L’immagine sa urlare, quando le parole sussurrano in modo ingannevole. Talvolta. E questo cambia tutto. L’immagine, il video, rendono reale una testimonianza. “Ecco qua il mio corpo. Bello no? Adesso vediamo se non mi credi!”. E questo innesca una competizione che porta inevitabilmente ad un gioco al rialzo – chi accetta di perdere quando si è bambini? – che spegne il desiderio della scoperta, la magia del mistero. La magia di esibirsi si mescola con il greve ricatto. E, alla fine dei conti, c’è sempre qualcuno che piange, quando va bene. Qualcuno che rimane turbato e cambia totalmente la propria personalità, quando va male.
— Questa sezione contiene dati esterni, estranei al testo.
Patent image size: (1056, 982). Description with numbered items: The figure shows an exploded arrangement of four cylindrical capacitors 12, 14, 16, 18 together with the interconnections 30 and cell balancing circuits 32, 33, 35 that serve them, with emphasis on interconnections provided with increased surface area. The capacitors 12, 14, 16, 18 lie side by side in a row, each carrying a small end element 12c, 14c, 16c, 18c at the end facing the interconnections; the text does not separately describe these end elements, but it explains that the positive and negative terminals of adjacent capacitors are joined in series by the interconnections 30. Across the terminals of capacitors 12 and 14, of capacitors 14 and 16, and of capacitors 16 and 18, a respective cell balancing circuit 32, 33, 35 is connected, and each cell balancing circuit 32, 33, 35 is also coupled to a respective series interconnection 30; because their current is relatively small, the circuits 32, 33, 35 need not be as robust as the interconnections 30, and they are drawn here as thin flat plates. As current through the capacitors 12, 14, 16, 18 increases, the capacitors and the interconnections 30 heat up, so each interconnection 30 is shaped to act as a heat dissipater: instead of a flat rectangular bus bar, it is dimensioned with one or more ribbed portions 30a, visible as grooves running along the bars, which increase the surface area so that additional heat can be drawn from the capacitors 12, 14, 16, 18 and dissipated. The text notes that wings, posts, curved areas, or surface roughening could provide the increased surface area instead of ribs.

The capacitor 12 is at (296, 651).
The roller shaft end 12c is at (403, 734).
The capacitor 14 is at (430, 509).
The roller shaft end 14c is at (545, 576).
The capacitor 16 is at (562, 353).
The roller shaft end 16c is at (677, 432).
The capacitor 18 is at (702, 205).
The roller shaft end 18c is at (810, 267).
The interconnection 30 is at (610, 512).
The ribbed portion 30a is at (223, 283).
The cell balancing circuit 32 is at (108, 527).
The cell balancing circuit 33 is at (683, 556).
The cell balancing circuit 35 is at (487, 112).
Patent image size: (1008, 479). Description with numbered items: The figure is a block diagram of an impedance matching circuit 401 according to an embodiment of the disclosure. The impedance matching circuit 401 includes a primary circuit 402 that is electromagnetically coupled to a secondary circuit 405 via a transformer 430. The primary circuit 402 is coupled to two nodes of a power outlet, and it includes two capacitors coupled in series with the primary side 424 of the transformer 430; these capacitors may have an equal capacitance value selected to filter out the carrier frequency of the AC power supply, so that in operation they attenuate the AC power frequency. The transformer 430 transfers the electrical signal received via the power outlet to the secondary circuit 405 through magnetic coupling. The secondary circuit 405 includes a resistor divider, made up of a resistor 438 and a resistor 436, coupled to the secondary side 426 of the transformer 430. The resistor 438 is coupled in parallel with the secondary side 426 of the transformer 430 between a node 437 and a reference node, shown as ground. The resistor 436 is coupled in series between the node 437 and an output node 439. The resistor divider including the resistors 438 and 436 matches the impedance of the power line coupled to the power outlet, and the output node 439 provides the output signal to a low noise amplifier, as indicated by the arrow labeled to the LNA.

Ora. Non sono psicologa. Ma analizzo per lavoro le attitudini a relazionarsi con gli altri, per una gestione ottimale della comprensione reciproca. Per questo non mi domando cosa sia meglio o quando era meglio, ma cosa i fatti comportano. Cinicamente. Una ricerca sul possesso degli smartphone da parte dei bambini del 2016 dimostra che sono sempre di più i bambini che cominciano ad usare quello dei genitori anche sotto i 5 anni. E che all’età media di 8 anni hanno già il proprio.

Trans teen
Trans teen via @dagospia

La nudità e la sua esplorazione è una cosa naturale che non può essere limitata o condannata. Sin da bambini. Va incoraggiata penso. E allora dobbiamo fare qualcosa per mantenere la magia di viverla in modo eccitante? O dobbiamo rimodulare il nostro modo di concepire la sessualità assecondando un cambiamento radicale del suo significato? Ad essere sincera, due ore di riflessione durante il volo non mi hanno offerto la soluzione. Tantomeno credo di essere la persona adatta a cercarla.

Io so solo che questa sovra esposizione al corpo, estesa gratuitamente a tutte le sue declinazioni, non ci preserva da miriadi di pregiudizi che ancora mostriamo nei confronti di chi decide di intervenire da adolescente sulla propria sessualità, per esempio, i famosi trans teen, cambiando il proprio corpo o adattando il proprio corpo a se stessi. Quindi deduco che su come trattare effettivamente il settore sessualità/corpo esposto, siamo ancora tutti piuttosto confusi.

E allora mi viene da dire. Se non siamo pronti –  e non siamo pronti –  non è meglio ricominciare ad usare la parola per certe cose? E procedere per piccoli gradi di onesta civiltà?